Selasa, 16 Februari 2016

Sabar

"Kalau saya sabar, neng sabar, akhirnya ketemu...," kata si bapak penjaga toko gordyn sambil tersenyum dengan mata menghilang.

Senyum inilah yang membuat gue memilih toko ini dari sekian banyaknya toko gordyn sepanjang jalan ABC. Padahal gordyn-gordyn yang dipajang di toko ini tidak lebih menarik dari toko sebelah. Tapi toko sebelah dijaga mas-mas bermata malas.

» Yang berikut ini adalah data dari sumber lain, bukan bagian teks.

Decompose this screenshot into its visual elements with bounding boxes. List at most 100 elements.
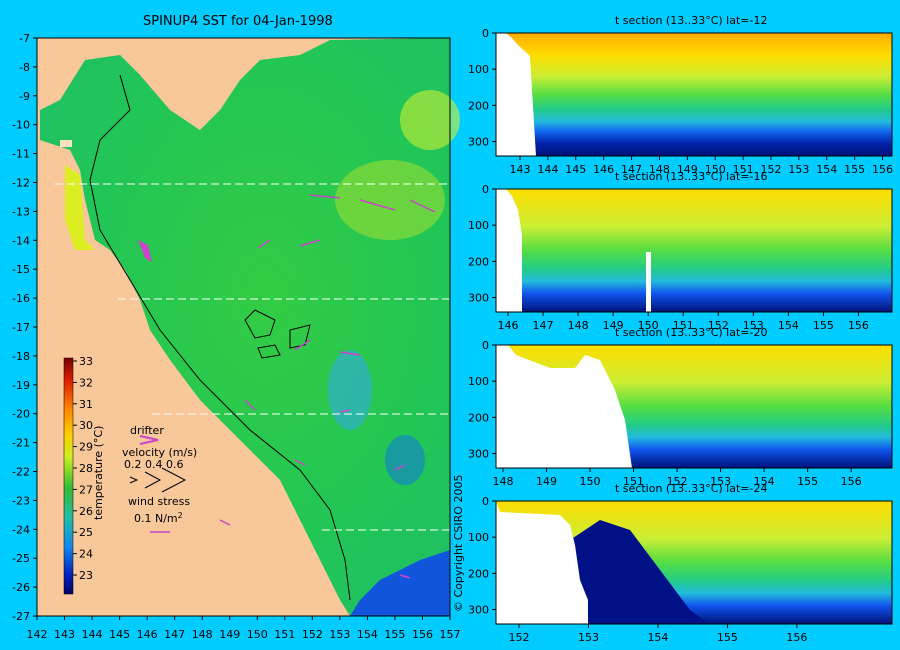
lat-tick-label: -26 (12, 581, 30, 594)
section-lon-tick-label: 149 (536, 475, 557, 488)
section-frame (495, 500, 893, 625)
colorbar-ticks: 33 32 31 30 29 28 27 26 25 24 23 (73, 355, 93, 582)
lon-tick-label: 154 (357, 628, 378, 641)
section-lon-tick-label: 155 (717, 631, 738, 644)
marker-box (60, 140, 72, 147)
depth-tick-label: 0 (482, 339, 489, 352)
depth-tick-label: 300 (468, 604, 489, 617)
map-title: SPINUP4 SST for 04-Jan-1998 (143, 14, 333, 29)
cool-eddy-2 (385, 435, 425, 485)
section-lon-tick-label: 150 (705, 163, 726, 176)
sections-chart: 0 100 200 300 143 144 145 146 147 148 149 150 151 152… (468, 27, 893, 644)
legend-velocity-label: velocity (m/s) (122, 446, 197, 459)
depth-tick-label: 200 (468, 411, 489, 424)
colorbar-tick-label: 33 (79, 355, 93, 368)
depth-tick-label: 300 (468, 292, 489, 305)
section-lon-tick-label: 152 (760, 163, 781, 176)
section-lon-tick-label: 147 (621, 163, 642, 176)
colorbar-tick-label: 24 (79, 548, 93, 561)
lat-tick-label: -7 (19, 32, 30, 45)
wind-arrow (309, 194, 341, 199)
section-lon-tick-label: 148 (493, 475, 514, 488)
lat-tick-label: -14 (12, 234, 30, 247)
section-lon-tick-label: 151 (733, 163, 754, 176)
cold-core (570, 520, 710, 624)
section-lon-tick-label: 155 (844, 163, 865, 176)
map-lat-axis: -7 -8 -9 -10 -11 -12 -13 -14 -15 -16 -17 -18 -19 -20 -… (12, 32, 37, 623)
section-field (496, 33, 892, 156)
section-lon-tick-label: 143 (510, 163, 531, 176)
depth-tick-label: 0 (482, 27, 489, 40)
lon-tick-label: 143 (54, 628, 75, 641)
lon-tick-label: 144 (82, 628, 103, 641)
section-lon-tick-label: 155 (813, 319, 834, 332)
depth-tick-label: 0 (482, 183, 489, 196)
lat-tick-label: -10 (12, 119, 30, 132)
section-lon-tick-label: 153 (743, 319, 764, 332)
section-lon-tick-label: 153 (788, 163, 809, 176)
depth-tick-label: 300 (468, 448, 489, 461)
seafloor-mask (496, 33, 536, 156)
depth-tick-label: 0 (482, 495, 489, 508)
section-title-lat-24: t section (13..33°C) lat=-24 (615, 482, 768, 495)
lat-tick-label: -18 (12, 350, 30, 363)
section-lon-tick-label: 150 (580, 475, 601, 488)
seafloor-mask (496, 501, 588, 624)
section-frame (495, 32, 893, 157)
section-title-lat-16: t section (13..33°C) lat=-16 (615, 170, 768, 183)
lon-tick-label: 153 (329, 628, 350, 641)
lon-tick-label: 150 (247, 628, 268, 641)
section-lon-tick-label: 151 (673, 319, 694, 332)
lat-tick-label: -13 (12, 205, 30, 218)
section-plot-lat-16 (496, 189, 892, 312)
section-plot-lat-12 (496, 33, 892, 156)
drifter-icon (139, 435, 159, 445)
lon-tick-label: 149 (219, 628, 240, 641)
wind-arrow (409, 199, 436, 213)
lat-tick-label: -25 (12, 552, 30, 565)
lat-tick-label: -15 (12, 263, 30, 276)
section-title-lat-20: t section (13..33°C) lat=-20 (615, 326, 768, 339)
section-frame (495, 344, 893, 469)
lon-tick-label: 147 (164, 628, 185, 641)
lon-tick-label: 157 (440, 628, 461, 641)
section-lon-tick-label: 147 (533, 319, 554, 332)
colorbar-tick-label: 27 (79, 483, 93, 496)
depth-tick-label: 200 (468, 567, 489, 580)
lat-tick-label: -8 (19, 61, 30, 74)
colorbar (63, 357, 74, 595)
wind-arrow (299, 239, 321, 247)
seafloor-mask (496, 345, 632, 468)
section-lon-tick-label: 152 (509, 631, 530, 644)
section-lon-tick-label: 150 (638, 319, 659, 332)
section-frame (495, 188, 893, 313)
lat-tick-label: -9 (19, 90, 30, 103)
lat-tick-label: -27 (12, 610, 30, 623)
wind-arrow (399, 574, 411, 579)
lat-tick-label: -17 (12, 321, 30, 334)
section-lon-tick-label: 156 (841, 475, 862, 488)
section-lon-tick-label: 156 (786, 631, 807, 644)
colorbar-tick-label: 32 (79, 376, 93, 389)
section-lon-tick-label: 155 (797, 475, 818, 488)
section-lon-tick-label: 152 (708, 319, 729, 332)
section-lon-tick-label: 154 (647, 631, 668, 644)
map-plot-area (37, 38, 460, 616)
lat-tick-label: -23 (12, 494, 30, 507)
section-lon-tick-label: 156 (848, 319, 869, 332)
legend-wind-label: wind stress (128, 495, 190, 508)
lat-tick-label: -12 (12, 177, 30, 190)
reef-contours (244, 309, 311, 359)
section-plot-lat-20 (496, 345, 892, 468)
map-lon-axis: 142 143 144 145 146 147 148 149 150 151 152 153 154 1… (27, 616, 461, 641)
wind-arrow (339, 409, 351, 413)
section-lines (55, 183, 450, 531)
section-lon-tick-label: 151 (623, 475, 644, 488)
depth-tick-label: 300 (468, 136, 489, 149)
legend-wind-value: 0.1 N/m2 (134, 511, 183, 525)
section-lon-tick-label: 154 (816, 163, 837, 176)
depth-tick-label: 100 (468, 63, 489, 76)
sst-map-chart: -7 -8 -9 -10 -11 -12 -13 -14 -15 -16 -17 -18 -19 -20 -… (12, 32, 461, 641)
section-lon-tick-label: 154 (778, 319, 799, 332)
section-axes: 0 100 200 300 143 144 145 146 147 148 149 150 151 152… (468, 27, 893, 644)
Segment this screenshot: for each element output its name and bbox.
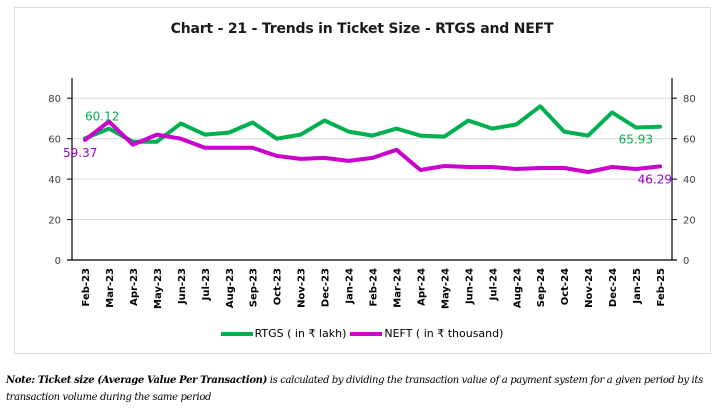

"Ini mau, Neng?" kata si Bapak menawarkan buku kumpulan kain gordyn ke sekian.

"Yang ini terlalu mengkilat,Pak."

Si Bapak pergi lagi. Sebentar kembali lagi dengan buku lain.

"Kalau ini, Neng?"

"Motifnya terlalu ramai. Kaya buat Ibu-Ibu. Yang anak muda dong, Pak."

Si Bapak sepertinya tidak mengerti apa yang gue maksud motif anak muda. Tapi dia  terus mencari.

"Saya makan dulu di kedai depan ya, Pak. Ntar saya balik lagi."

Setelah roti coklat dan kopi susu gue selesai dilahap, gue kembali menyebrang jalan. Tidak sedikit pun berpikir pindah toko. Bahkan ketika disambut tumpukan buku kain yang masih saja bermotif emak-emak. Si Bapak terus menerus menyuguhkan buku lain diiringi senyum mata hilang.

"Nah ini aja, Pak," kata gue melihat si kaen gordyn black out berwarna hijau kepompong di antara tumpukan motif meliuk-liuk.

"Kalau saya sabar, neng sabar, akhirnya ketemu...," kata si bapak penjaga toko gordyn.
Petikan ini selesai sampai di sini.